Eigentlich sind sie schon pensioniert. Können Sie die Finger nicht vom Verbrechen lassen?
Nein, es ist kein Ende abzusehen. Meine Chefs haben mich schon vor der ordentlichen Pensionierung angefragt, ob ich nicht weitermachen möchte. Aufhören würde ich nur, wenn es mich nicht mehr interessieren würde. So bald wird das wohl nicht sein. (Zürichsee-Zeitung)

Erstellt: 17.03.2019, 14:20 Uhr

Ein Seebub auf Verbrecherjagd

Viktor Dammann wurde am 15. März 1950 in Wädenswil geboren.
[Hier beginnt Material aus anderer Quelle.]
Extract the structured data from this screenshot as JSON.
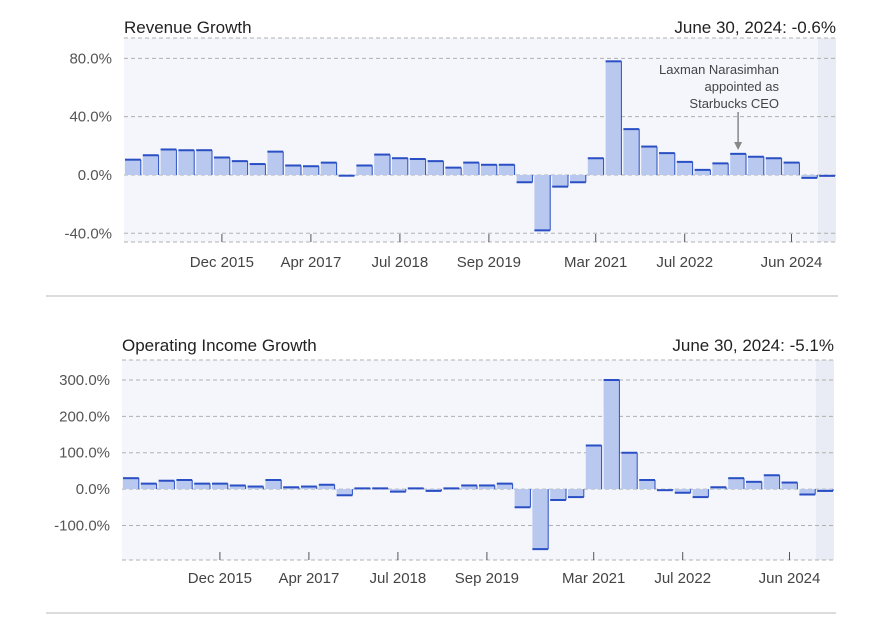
{
  "colors": {
    "bar_fill": "#b8c8ee",
    "bar_edge": "#2a4fc4",
    "plot_bg": "#f4f6fc",
    "shade_bg": "#e9ecf5",
    "grid": "#b0b0b0",
    "divider": "#d0d0d0"
  },
  "chart_data": [
    {
      "type": "bar",
      "title": "Revenue Growth",
      "summary": "June 30, 2024: -0.6%",
      "ylabel": "",
      "xlabel": "",
      "ylim": [
        -46,
        94
      ],
      "yticks": [
        80,
        40,
        0,
        -40
      ],
      "ytick_labels": [
        "80.0%",
        "40.0%",
        "0.0%",
        "-40.0%"
      ],
      "xtick_labels": [
        "Dec 2015",
        "Apr 2017",
        "Jul 2018",
        "Sep 2019",
        "Mar 2021",
        "Jul 2022",
        "Jun 2024"
      ],
      "xtick_index": [
        5.5,
        10.5,
        15.5,
        20.5,
        26.5,
        31.5,
        37.5
      ],
      "values": [
        10.5,
        13.5,
        17.5,
        17.0,
        17.0,
        12.0,
        9.5,
        7.5,
        16.0,
        6.5,
        6.0,
        8.5,
        -0.5,
        6.5,
        14.0,
        11.5,
        11.0,
        9.5,
        5.0,
        8.5,
        7.0,
        7.0,
        -5.0,
        -38.0,
        -8.0,
        -5.0,
        11.5,
        78.0,
        31.5,
        19.5,
        15.0,
        9.0,
        3.5,
        8.0,
        14.5,
        12.5,
        11.5,
        8.5,
        -2.0,
        -0.6
      ],
      "annotation": {
        "lines": [
          "Laxman Narasimhan",
          "appointed as",
          "Starbucks CEO"
        ],
        "index": 34
      }
    },
    {
      "type": "bar",
      "title": "Operating Income Growth",
      "summary": "June 30, 2024: -5.1%",
      "ylabel": "",
      "xlabel": "",
      "ylim": [
        -195,
        355
      ],
      "yticks": [
        300,
        200,
        100,
        0,
        -100
      ],
      "ytick_labels": [
        "300.0%",
        "200.0%",
        "100.0%",
        "0.0%",
        "-100.0%"
      ],
      "xtick_labels": [
        "Dec 2015",
        "Apr 2017",
        "Jul 2018",
        "Sep 2019",
        "Mar 2021",
        "Jul 2022",
        "Jun 2024"
      ],
      "xtick_index": [
        5.5,
        10.5,
        15.5,
        20.5,
        26.5,
        31.5,
        37.5
      ],
      "values": [
        30,
        15,
        23,
        25,
        15,
        15,
        10,
        7,
        25,
        5,
        7,
        12,
        -17,
        2,
        2,
        -7,
        2,
        -5,
        2,
        10,
        10,
        15,
        -50,
        -165,
        -30,
        -22,
        120,
        300,
        100,
        25,
        -3,
        -10,
        -22,
        5,
        30,
        20,
        38,
        18,
        -15,
        -5.1
      ]
    }
  ]
}
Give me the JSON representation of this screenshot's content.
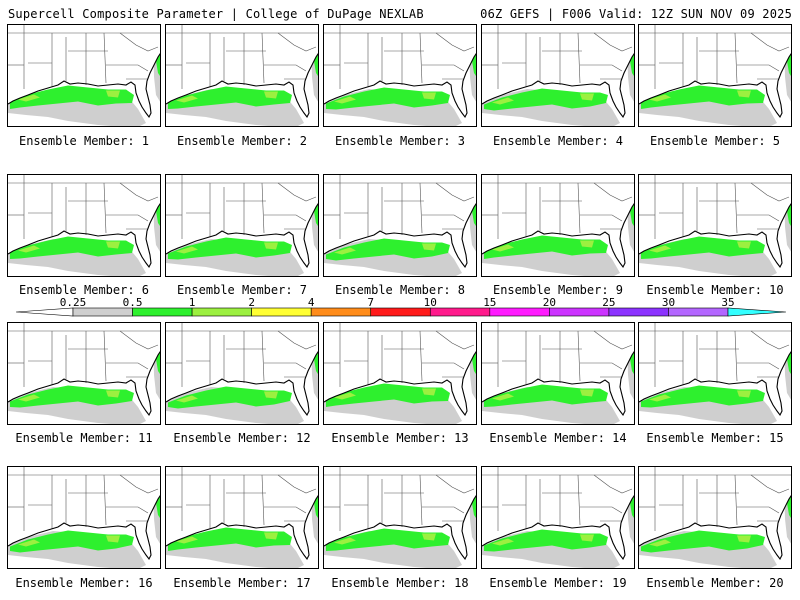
{
  "header": {
    "left": "Supercell Composite Parameter | College of DuPage NEXLAB",
    "right": "06Z GEFS | F006 Valid: 12Z SUN NOV 09 2025"
  },
  "members": [
    {
      "label": "Ensemble Member: 1"
    },
    {
      "label": "Ensemble Member: 2"
    },
    {
      "label": "Ensemble Member: 3"
    },
    {
      "label": "Ensemble Member: 4"
    },
    {
      "label": "Ensemble Member: 5"
    },
    {
      "label": "Ensemble Member: 6"
    },
    {
      "label": "Ensemble Member: 7"
    },
    {
      "label": "Ensemble Member: 8"
    },
    {
      "label": "Ensemble Member: 9"
    },
    {
      "label": "Ensemble Member: 10"
    },
    {
      "label": "Ensemble Member: 11"
    },
    {
      "label": "Ensemble Member: 12"
    },
    {
      "label": "Ensemble Member: 13"
    },
    {
      "label": "Ensemble Member: 14"
    },
    {
      "label": "Ensemble Member: 15"
    },
    {
      "label": "Ensemble Member: 16"
    },
    {
      "label": "Ensemble Member: 17"
    },
    {
      "label": "Ensemble Member: 18"
    },
    {
      "label": "Ensemble Member: 19"
    },
    {
      "label": "Ensemble Member: 20"
    }
  ],
  "colorbar": {
    "ticks": [
      "0.25",
      "0.5",
      "1",
      "2",
      "4",
      "7",
      "10",
      "15",
      "20",
      "25",
      "30",
      "35"
    ],
    "colors": [
      "#cfcfcf",
      "#2ef02e",
      "#9cf040",
      "#ffff33",
      "#ff8c1a",
      "#ff1a1a",
      "#ff1a8c",
      "#ff1aff",
      "#cc33ff",
      "#8c33ff",
      "#b366ff",
      "#33ffff"
    ]
  }
}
Nach einer Kochlehre wechselte er den Beruf und arbeitete gut zehn Jahre lang als Pressefotograf. 1980 ging er zum «Blick», wo er sich bald als Polizei- und Gerichtsreporter etablieren konnte. Seither hat er über Tausende Verbrechen und Gerichtsprozesse geschrieben. 2010 erhielt er den Zürcher Journalistenpreis für den aufgedeckten Skandal im Stadtzürcher Pflegeheim Entlisberg. Noch heute schreibt Dammann für den «Blick», obwohl er vor vier Jahren pensioniert wurde. Sein Buch «Das Böse im Blick», das einige seiner brisantesten Fälle behandelt, ist ab dem 22. März im Handel erhältlich. Er gibt auch Persönliches preis, etwa als der Sohn von Freunden in einen Mordfall involviert war. Viktor Dammann lebt mit seiner Frau in Rüschlikon.